Почему-то вспомнилась встреча в городском парке. Шли пожилые супруги. Мужчина улыбнулся. Женщина ласково спросила:
— Вспомнил что-нибудь приятное?
— Радуюсь избытку хорошего настроения, которое еще не успели испортить, — криво усмехнулся мужчина.
— Я привыкла философски относиться к нашей жизни и, хотя у меня мелькнула мысль, что в данном случае ты имеешь в виду меня, я не стану заводиться. Себе дороже выйдет...
Весь их дальнейший разговор состоял из его нападок и ее защиты. Как ни старалась женщина мягко и тактично доказать свою правоту по многим вопросам, у нее ничего не получилось. В ответ она получала только издевки и насмешки. А ему нравилась их беседа. Он говорил ахинею и чувствовал свое превосходство.
— Мы ведем беседу на разных языках. Скоро совсем отучишь меня разговаривать с тобой, — тяжело вздохнула женщина. И добавила скорбно: — Погуляли на природе!..
Я сравнила беседу той пары и свои разговоры с Димой и ужаснулась их сходству. «Бежать от него и подальше», — твердо и бесповоротно решила я.
В открытую форточку донеслось разухабистое: «Цыпленок жареный, цыпленок пареный...» Дмитрий с компанией горланил песни. «А мне нужны звезды», — думала я с легкой грустью, которая часто возникает от неопределенности и невозможности предугадать хороший исход будущего, но которая всегда смягчается надеждой, так свойственной юности.
«Жаль будет, если, в конце концов, Димка не сможет измениться к лучшему и не достигнет своей мечты... Устала я от взрослых мыслей. Кто бы знал, как хочется почитать сказки!» — думала я, засыпая.
ОДА
Люблю свою математичку! Маленькая, худощавая, сутулая. Острые локти все время в движении. Редкие черные с проседью волосы плотно облегают крупную голову и заканчиваются малюсеньким пучком, заколотым шпилькой, которая всегда весело торчит на затылке. Глаза серые, глубоко запавшие. Лоб высокий с волнами морщин. Приплюснутый короткий нос почти не заметен на лице. Губы тонкие. Моментальная съемка не в ее пользу.
Но вы посмотрите на Юлию Николаевну, когда она объясняет урок! Не говорит, — священнодействует! Это же «чудо в перьях!», как она сама же и шутит. Глаза сияют как звездочки из темноты. Юркое, подвижное лицо излучает тепло и свет. На бледных щеках появляется красноватый румянец, лицо меняет выражение тысячу раз в минуту. Оно бывает сердитым, веселым, счастливым, восторженным, но злым — никогда! Очаровательная женщина!

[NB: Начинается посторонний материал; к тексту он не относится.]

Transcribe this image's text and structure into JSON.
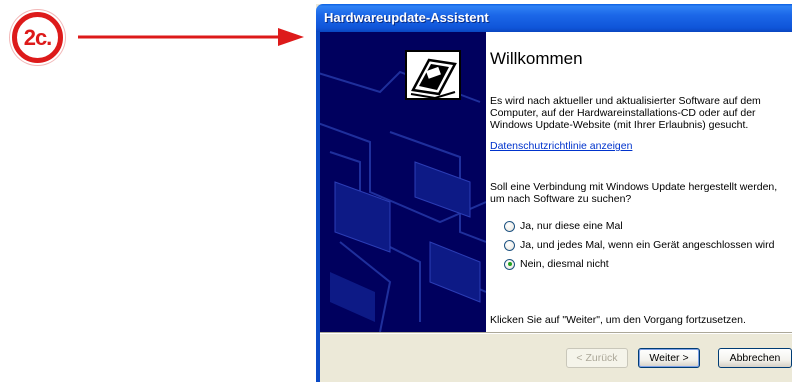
{
  "annotation": {
    "step_label": "2c.",
    "accent_color": "#dd1a1a"
  },
  "window": {
    "title": "Hardwareupdate-Assistent",
    "icon": "hardware-install-icon"
  },
  "content": {
    "heading": "Willkommen",
    "intro": "Es wird nach aktueller und aktualisierter Software auf dem\nComputer, auf der Hardwareinstallations-CD oder auf der\nWindows Update-Website (mit Ihrer Erlaubnis) gesucht.",
    "privacy_link": "Datenschutzrichtlinie anzeigen",
    "question": "Soll eine Verbindung mit Windows Update hergestellt werden,\num nach Software zu suchen?",
    "options": [
      {
        "label": "Ja, nur diese eine Mal",
        "selected": false
      },
      {
        "label": "Ja, und jedes Mal, wenn ein Gerät angeschlossen wird",
        "selected": false
      },
      {
        "label": "Nein, diesmal nicht",
        "selected": true
      }
    ],
    "continue_hint": "Klicken Sie auf \"Weiter\", um den Vorgang fortzusetzen."
  },
  "buttons": {
    "back": "< Zurück",
    "next": "Weiter >",
    "cancel": "Abbrechen"
  }
}
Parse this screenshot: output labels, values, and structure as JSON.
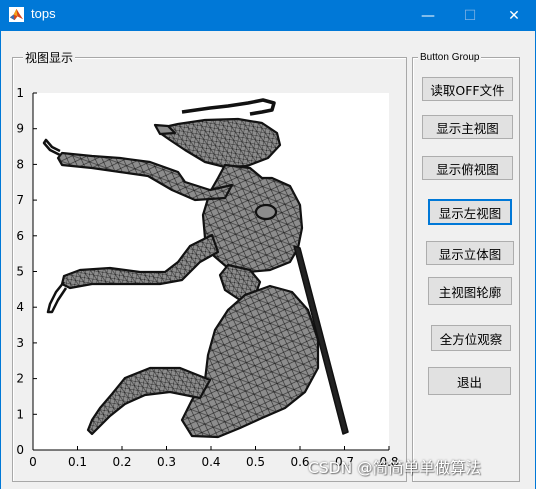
{
  "window": {
    "title": "tops",
    "minimize_glyph": "—",
    "maximize_glyph": "☐",
    "close_glyph": "✕"
  },
  "view_panel": {
    "title": "视图显示"
  },
  "button_group": {
    "title": "Button Group",
    "buttons": [
      {
        "label": "读取OFF文件"
      },
      {
        "label": "显示主视图"
      },
      {
        "label": "显示俯视图"
      },
      {
        "label": "显示左视图",
        "focused": true
      },
      {
        "label": "显示立体图"
      },
      {
        "label": "主视图轮廓"
      },
      {
        "label": "全方位观察"
      },
      {
        "label": "退出"
      }
    ]
  },
  "plot": {
    "x_ticks": [
      "0",
      "0.1",
      "0.2",
      "0.3",
      "0.4",
      "0.5",
      "0.6",
      "0.7",
      "0.8"
    ],
    "y_ticks": [
      "0",
      "1",
      "2",
      "3",
      "4",
      "5",
      "6",
      "7",
      "8",
      "9",
      "1"
    ],
    "mesh_fill": "#8c8c8c",
    "mesh_edge": "#111111",
    "subject": "ant-mesh"
  },
  "watermark": "CSDN @简简单单做算法",
  "colors": {
    "titlebar": "#0078d7",
    "window_bg": "#f0f0f0",
    "button_bg": "#e1e1e1",
    "focus": "#0078d7"
  }
}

Меня поражает стремительная подвижность ее мыслей и отточенная ясность языка, выражающего тончайшие оттенки чувств, пылающий накал страсти и затаенные смешливые искорки в глазах. Юлия Николаевна с упоением рассказывает о любой теореме, бросается массой научных терминов типа: тривиальный, примитивный, квази, с наслаждением смакует изящные математические преобразования, указывает на тешущую душу чарующую очевидность и совершенство доказательств. И тут же просто, по-житейски, по-домашнему обращается к любому школьнику. Кажется, что между нею и нами нет дистанции. Но мы одновременно близки к ней и бесконечно удалены, отгорожены ее знаниями.